John Birt arrived in 1987 to run News. He decided that we needed a huge new raft of correspondents, instead of doshing up Fleet Street hacks and academics day-by-day for analysis; we needed 'Editors' in various 'specialities', and we would have a bi-media future, with a central team of 'newsgathering' serving both tv and radio. Peter Jay, Polly Toynbee, Robin Oakley and Daniel Jeffreys came in from the papers (though Polly still believes she got a poor pay deal). Reporters and correspondents were supported by dedicated producers and go-fers; pay and status inflation was launched in style.
In 1993, John Birt moved up to DG, but within weeks, his sense of entitlement was revealed - he was being paid via a service company, and had been claiming expenses from that company of up to £160k a year. This minor set back did not prevent him from bringing forward a 1994 paper, Managing The Future, which was set to move the whole BBC to 'performance-related pay' within two years.
There were strikes: Charles Wheeler wrote to The Guardian:'The trouble with performance-related pay is that it tends to reward obedience, discourage non-conformism, and to put too much power into the hands of middle managers.' It was implemented in 1998, with the BBC claiming that 1% of the total pay bill had been set aside for bonuses, increments etc.
Over the years that followed, the-so-called roof of various grades became advisory. Big foreign correspondents in the big capitals expected to bank their salaries, and live in provided accommodation on generous daily rates, with support for their kids' education at home or abroad; they rotated every two or three years, ever upwards, and then were rewarded with a presentation gig on their return to the UK. "Discretionary salary elements" were followed by nudging some presenters into Birt-style service companies (still publicly denied by the BBC). Some stars were signed on long contracts before detailed agreements on the programmes they would host.
Add to this heady mix a perceived competition for talent with ITV, fuelled by Bruce Forsyth's two spells with ITV (1980-87 and 1994-2003), and entitled executives spent many hours in meetings decided how much to give stars to ensure their 'loyalty'. Terry Wogan returned to Radio 2 from his BBC1 chat show with the roughly the same salary, dragging the whole network's talent bill ever upwards.
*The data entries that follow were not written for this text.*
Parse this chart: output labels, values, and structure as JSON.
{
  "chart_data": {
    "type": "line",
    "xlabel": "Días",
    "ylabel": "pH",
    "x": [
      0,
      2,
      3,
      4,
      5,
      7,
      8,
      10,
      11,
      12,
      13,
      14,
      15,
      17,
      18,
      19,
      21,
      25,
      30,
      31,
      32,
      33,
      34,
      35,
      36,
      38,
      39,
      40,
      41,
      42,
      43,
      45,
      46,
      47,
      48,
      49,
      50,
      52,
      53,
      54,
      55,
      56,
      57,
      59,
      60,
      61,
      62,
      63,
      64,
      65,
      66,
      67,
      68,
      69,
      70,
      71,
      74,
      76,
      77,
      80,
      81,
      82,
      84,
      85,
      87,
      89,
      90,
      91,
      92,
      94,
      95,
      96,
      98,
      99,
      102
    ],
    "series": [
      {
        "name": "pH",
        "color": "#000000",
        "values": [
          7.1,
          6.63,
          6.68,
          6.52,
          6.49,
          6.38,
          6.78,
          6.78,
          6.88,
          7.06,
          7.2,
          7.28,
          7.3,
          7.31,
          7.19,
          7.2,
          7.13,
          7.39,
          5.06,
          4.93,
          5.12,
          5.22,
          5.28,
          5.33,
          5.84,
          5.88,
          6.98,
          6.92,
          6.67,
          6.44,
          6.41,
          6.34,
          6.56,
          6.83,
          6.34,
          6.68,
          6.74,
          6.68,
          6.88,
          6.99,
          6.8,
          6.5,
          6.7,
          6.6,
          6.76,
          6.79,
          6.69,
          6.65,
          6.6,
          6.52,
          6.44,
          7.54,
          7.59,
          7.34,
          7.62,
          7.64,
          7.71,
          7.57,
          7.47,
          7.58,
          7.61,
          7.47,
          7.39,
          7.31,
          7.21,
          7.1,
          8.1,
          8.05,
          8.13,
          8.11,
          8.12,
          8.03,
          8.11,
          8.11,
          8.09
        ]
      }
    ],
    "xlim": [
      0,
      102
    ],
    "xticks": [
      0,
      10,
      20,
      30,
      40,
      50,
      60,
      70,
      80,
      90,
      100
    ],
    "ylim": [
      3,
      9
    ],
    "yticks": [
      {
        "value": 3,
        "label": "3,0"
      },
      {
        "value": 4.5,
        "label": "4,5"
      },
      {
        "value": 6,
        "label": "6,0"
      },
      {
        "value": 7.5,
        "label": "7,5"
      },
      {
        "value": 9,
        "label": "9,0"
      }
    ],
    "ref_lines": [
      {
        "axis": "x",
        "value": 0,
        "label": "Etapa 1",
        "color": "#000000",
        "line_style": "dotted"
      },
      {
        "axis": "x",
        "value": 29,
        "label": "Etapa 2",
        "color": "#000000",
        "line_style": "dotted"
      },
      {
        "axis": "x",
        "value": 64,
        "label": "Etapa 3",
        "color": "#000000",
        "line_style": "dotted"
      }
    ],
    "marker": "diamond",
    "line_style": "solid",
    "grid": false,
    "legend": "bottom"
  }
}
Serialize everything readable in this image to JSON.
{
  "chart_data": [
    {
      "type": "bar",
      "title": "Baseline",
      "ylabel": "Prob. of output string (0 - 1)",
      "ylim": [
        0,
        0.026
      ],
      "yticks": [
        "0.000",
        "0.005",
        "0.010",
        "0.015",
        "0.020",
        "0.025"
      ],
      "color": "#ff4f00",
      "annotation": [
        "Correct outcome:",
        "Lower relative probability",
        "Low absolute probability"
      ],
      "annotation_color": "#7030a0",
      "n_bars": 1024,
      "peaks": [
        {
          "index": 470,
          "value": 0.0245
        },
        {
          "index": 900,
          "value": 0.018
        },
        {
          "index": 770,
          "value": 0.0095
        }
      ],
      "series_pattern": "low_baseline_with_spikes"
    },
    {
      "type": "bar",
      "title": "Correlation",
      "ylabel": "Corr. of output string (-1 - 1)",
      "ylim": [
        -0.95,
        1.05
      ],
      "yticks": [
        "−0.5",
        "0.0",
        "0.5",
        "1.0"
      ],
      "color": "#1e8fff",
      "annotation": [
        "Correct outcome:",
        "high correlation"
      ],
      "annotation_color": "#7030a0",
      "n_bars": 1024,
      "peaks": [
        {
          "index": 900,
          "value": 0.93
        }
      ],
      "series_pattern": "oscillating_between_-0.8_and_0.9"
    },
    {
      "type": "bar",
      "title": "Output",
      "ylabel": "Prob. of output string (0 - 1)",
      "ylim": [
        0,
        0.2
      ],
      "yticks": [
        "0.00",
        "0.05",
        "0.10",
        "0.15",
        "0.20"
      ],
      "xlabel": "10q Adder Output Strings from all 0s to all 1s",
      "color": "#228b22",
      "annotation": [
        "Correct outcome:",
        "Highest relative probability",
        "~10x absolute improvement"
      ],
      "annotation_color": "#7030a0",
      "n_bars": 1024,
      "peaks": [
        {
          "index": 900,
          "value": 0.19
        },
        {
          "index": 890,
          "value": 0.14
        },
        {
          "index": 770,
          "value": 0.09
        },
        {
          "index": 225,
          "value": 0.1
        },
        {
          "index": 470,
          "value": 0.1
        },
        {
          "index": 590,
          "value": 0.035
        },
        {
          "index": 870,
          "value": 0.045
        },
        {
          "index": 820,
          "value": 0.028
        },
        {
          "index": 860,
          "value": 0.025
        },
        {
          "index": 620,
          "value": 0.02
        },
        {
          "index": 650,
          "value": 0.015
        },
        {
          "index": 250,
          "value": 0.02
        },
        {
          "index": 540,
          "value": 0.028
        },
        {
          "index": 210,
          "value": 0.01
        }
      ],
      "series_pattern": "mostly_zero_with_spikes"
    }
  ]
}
Current DG Tony Hall left the BBC in 2001; his last year's salary as Director of News was £286k, including a bonus of £44k, benefits of £38k; he was given a pension enhancement of £24k. He could be adding a pension of £150k to his current package - we don't know.
Regular executive bonuses only stopped in 2009. In 2011, Mark Byford left with a huge pension and an extra payment for his last days 'to ensure his loyalty'.
Horror-movie fan John Whittingdale, with a cute team of advisors, successfully planted the £150k disclosure level in the new BBC Charter and is presumably pleased with subsequent catatstrophic injuries. The big strategic move of the last year, taking BBC Studios in the commercial world, is partially designed to keep big deals for producers, directors, and performers out of public scrutiny. Yet MPs and the HMRC - and the new Culture Secretary - generally, are hugely enjoying putting the hair shirt back on Auntie, with News UK and The Daily Mail as their handmaids.
It's hard to work out where this all stops.